Below: colony pattern distribution at day 7; filled dots – standard F colonies; open dots – imperfect F pattern (see inset; bar = 5 mm); grey zone: interval of colony diameter in PU-H71 in vitro controls (no macula). Note the critical distance of ca 18 mm indicating the breakdown of typical F structure. b. Effect of maculae of different origin (as indicated) on the development of F colonies. Left column: synchronous planting, common space. Middle and right: macula

separated from colonies by a septum (arrow), but sharing the gas phase. Middle: synchronous planting. Right: colonies planted to 3d macula. Insets: controls without maculae. Day 5 after colony inoculation, bar = 1 selleck compound cm. In settings without a septum containing R or E. coli macula, note development of X phenotype. The R macula, as well as a macula of E. coli, induced, again, formation of the X phenotype in colonies of the F clone (Figure 4b, left;

compare to Figure 2). No such X-like structures were observed when R colonies were planted in the vicinity of an E. coli macula (not shown). Communication across obstacles If the macula and colonies have been grown on opposite see more sides of a septum dividing the dish, preventing diffusion in the semi-solid agar matrix but allowing gas exchange, the effect of macula was qualitatively similar to that on a shared plate, albeit the distance between the bodies appeared as if increased for simultaneously planted bodies (Figure 4b, middle).
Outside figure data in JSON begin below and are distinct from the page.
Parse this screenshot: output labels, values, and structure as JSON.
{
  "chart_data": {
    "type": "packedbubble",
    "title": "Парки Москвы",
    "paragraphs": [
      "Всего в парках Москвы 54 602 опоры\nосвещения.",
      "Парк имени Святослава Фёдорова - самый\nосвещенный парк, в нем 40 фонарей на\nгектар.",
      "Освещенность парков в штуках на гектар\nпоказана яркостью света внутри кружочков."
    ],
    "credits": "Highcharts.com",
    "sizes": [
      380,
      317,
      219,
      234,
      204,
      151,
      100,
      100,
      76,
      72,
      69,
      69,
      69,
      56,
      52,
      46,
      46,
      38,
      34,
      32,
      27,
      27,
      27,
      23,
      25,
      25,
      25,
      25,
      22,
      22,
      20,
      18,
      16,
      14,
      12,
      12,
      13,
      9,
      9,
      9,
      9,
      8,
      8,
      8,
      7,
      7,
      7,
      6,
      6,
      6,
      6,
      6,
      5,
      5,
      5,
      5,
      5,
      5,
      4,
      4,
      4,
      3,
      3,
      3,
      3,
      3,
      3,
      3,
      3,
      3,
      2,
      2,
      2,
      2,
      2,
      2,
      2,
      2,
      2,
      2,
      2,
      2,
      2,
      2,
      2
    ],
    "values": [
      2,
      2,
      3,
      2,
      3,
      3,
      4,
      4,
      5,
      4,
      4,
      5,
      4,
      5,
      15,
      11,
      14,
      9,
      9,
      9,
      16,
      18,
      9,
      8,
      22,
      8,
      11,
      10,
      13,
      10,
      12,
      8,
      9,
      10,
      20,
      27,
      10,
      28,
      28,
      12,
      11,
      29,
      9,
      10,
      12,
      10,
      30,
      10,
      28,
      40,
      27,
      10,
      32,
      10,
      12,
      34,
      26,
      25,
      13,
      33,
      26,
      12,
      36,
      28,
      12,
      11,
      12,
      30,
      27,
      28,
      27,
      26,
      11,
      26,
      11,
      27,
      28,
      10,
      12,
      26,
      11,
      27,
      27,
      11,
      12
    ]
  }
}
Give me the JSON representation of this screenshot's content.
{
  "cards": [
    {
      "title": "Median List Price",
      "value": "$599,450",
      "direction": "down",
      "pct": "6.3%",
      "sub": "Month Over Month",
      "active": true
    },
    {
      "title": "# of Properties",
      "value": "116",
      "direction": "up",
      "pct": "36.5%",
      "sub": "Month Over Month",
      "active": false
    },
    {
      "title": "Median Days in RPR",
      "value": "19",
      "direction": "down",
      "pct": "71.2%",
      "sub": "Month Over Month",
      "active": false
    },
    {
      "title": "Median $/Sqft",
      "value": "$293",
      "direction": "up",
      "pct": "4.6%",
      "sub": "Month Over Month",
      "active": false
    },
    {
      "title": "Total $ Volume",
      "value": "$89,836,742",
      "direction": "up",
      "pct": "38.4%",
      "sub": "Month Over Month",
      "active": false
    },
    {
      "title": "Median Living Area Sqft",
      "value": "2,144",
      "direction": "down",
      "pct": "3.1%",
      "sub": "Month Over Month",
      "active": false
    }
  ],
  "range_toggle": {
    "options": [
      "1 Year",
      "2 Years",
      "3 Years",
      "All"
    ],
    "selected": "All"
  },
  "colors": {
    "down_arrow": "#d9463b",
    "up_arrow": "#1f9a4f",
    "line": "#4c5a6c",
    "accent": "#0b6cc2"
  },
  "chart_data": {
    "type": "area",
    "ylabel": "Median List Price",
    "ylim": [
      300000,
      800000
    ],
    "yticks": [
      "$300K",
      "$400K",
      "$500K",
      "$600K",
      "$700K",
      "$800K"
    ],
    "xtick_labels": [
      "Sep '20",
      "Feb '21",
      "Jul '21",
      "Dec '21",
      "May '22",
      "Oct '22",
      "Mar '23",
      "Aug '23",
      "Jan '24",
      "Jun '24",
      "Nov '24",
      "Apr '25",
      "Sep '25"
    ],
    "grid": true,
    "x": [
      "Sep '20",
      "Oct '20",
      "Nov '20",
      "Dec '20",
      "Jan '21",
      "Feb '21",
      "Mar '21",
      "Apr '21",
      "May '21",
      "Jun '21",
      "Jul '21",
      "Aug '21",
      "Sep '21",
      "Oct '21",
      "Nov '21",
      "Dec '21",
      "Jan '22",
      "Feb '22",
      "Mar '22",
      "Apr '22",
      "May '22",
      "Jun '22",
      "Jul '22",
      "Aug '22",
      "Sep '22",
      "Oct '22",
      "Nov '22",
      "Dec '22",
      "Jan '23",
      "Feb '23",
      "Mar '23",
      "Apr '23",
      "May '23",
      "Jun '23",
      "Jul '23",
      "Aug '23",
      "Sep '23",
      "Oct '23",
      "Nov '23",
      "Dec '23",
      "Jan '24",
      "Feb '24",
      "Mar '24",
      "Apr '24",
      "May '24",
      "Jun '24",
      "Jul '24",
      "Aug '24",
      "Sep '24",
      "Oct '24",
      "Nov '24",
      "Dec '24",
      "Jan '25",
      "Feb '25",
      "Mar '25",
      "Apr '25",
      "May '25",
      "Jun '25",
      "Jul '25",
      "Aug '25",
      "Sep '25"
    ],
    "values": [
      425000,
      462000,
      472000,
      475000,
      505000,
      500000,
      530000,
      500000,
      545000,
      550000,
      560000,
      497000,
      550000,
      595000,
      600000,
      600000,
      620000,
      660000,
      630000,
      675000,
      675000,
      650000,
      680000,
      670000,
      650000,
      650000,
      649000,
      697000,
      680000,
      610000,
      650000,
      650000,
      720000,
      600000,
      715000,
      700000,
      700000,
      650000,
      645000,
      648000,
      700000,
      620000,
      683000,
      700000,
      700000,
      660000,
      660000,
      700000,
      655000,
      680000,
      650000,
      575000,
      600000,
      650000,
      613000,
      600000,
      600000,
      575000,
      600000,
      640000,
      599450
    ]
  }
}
If, however, the macula across the septum was at least 3 days old at the time of colony inoculation, colony development was similar to controls sharing a continuous plate (Figure 4a, insert), suggesting that older bacterial bodies produce volatiles that may be absorbed by the agar medium. Maculae of a different strain (R) or species (E. coli) also affected development of F colonies across an obstacle; however, they never induced formation of the X structure across the septum, indicating that

Miconazole signals diffusing through the semi-solid substrate, distinct from those carried by the gas phase, are indispensable for the development of the X pattern. The effect across the septum is not bound to an organized body of the macula: bacterial suspension (F) kept across the septum exerted an effect comparable to that of a macula (Figure 5a; compare to Figure 4b). Figure 5 Manipulating F colonies via the gas phase. a. Cross-septum effects. Colonies are shown 4 days after planting into a compartment of a septum-divided Petri dish containing in its other compartment (i) bacterial (F) suspension; (ii) F-macula previously grown for 3days on a cellulose membrane; (iii) macula-conditioned agar obtained by growing a macula as in (ii), but removing it (with the membrane) immediately before colony planting; (iv) macula-conditioned agar obtained as in (iii), but colonies planted on a virgin agar (i.e. the agar medium in the colony compartment has been exchanged prior to colony plating).